Figure 5. Select restricted zone

Enable Restricted Zones

This is where the value of CIP safety communication really pays off. A typical application might include two robots that need to interact or work in the same area, for example, a dial nest with one robot placing parts in the nest and one robot picking parts from the nest. There are several ways to monitor the robot's position without CIP safety, but you will need to depend on the speed of the PLC and the I/O to stop the robot in time.

If we create a zone in robot 1 and robot 2 where the dial nest is, and we output a signal when either robot enters this zone in the PLC, we can send that signal to the other robot’s safety system to enable the restricted zone. If robot 1 were to get the command to enter the restricted space while robot 2 is occupying the restricted space, the safety system in robot 1 will stop the robot once it breaks the zone wall, preventing costly collision and downtime.

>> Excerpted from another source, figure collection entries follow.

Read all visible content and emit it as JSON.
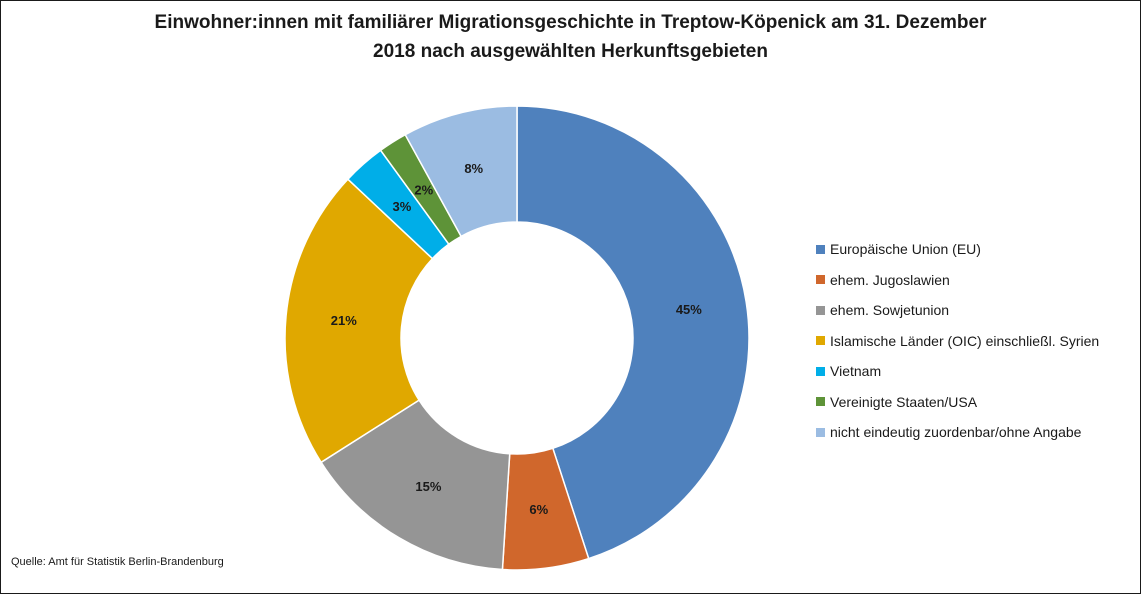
{
  "chart_data": {
    "type": "pie",
    "variant": "donut",
    "title_line1": "Einwohner:innen mit familiärer Migrationsgeschichte in Treptow-Köpenick am 31. Dezember",
    "title_line2": "2018 nach ausgewählten Herkunftsgebieten",
    "legend_position": "right",
    "slices": [
      {
        "label": "Europäische Union (EU)",
        "value": 45,
        "data_label": "45%",
        "color": "#4f81bd"
      },
      {
        "label": "ehem. Jugoslawien",
        "value": 6,
        "data_label": "6%",
        "color": "#d0672c"
      },
      {
        "label": "ehem. Sowjetunion",
        "value": 15,
        "data_label": "15%",
        "color": "#959595"
      },
      {
        "label": "Islamische Länder (OIC) einschließl. Syrien",
        "value": 21,
        "data_label": "21%",
        "color": "#e0a800"
      },
      {
        "label": "Vietnam",
        "value": 3,
        "data_label": "3%",
        "color": "#00aee8"
      },
      {
        "label": "Vereinigte Staaten/USA",
        "value": 2,
        "data_label": "2%",
        "color": "#5e9338"
      },
      {
        "label": "nicht eindeutig zuordenbar/ohne Angabe",
        "value": 8,
        "data_label": "8%",
        "color": "#9bbce2"
      }
    ]
  },
  "source": "Quelle: Amt für Statistik Berlin-Brandenburg"
}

Figure 6. Both allowable and restricted zones

Other Applications of CIP Safety

The example above is only one simple scenario where using CIP safety and an advanced robot safety system can not only save time and money during the design phase but can also help prevent costly crashes that can not only damage equipment but also result in downtime of production equipment.

Designing and configuring these systems has become much easier over the years, and there is a lot more flexibility in the features which allows designers to create even more complex robot applications. Consider purchasing a safety system option for your next robot application and you are likely to start seeing the benefit from the very first day.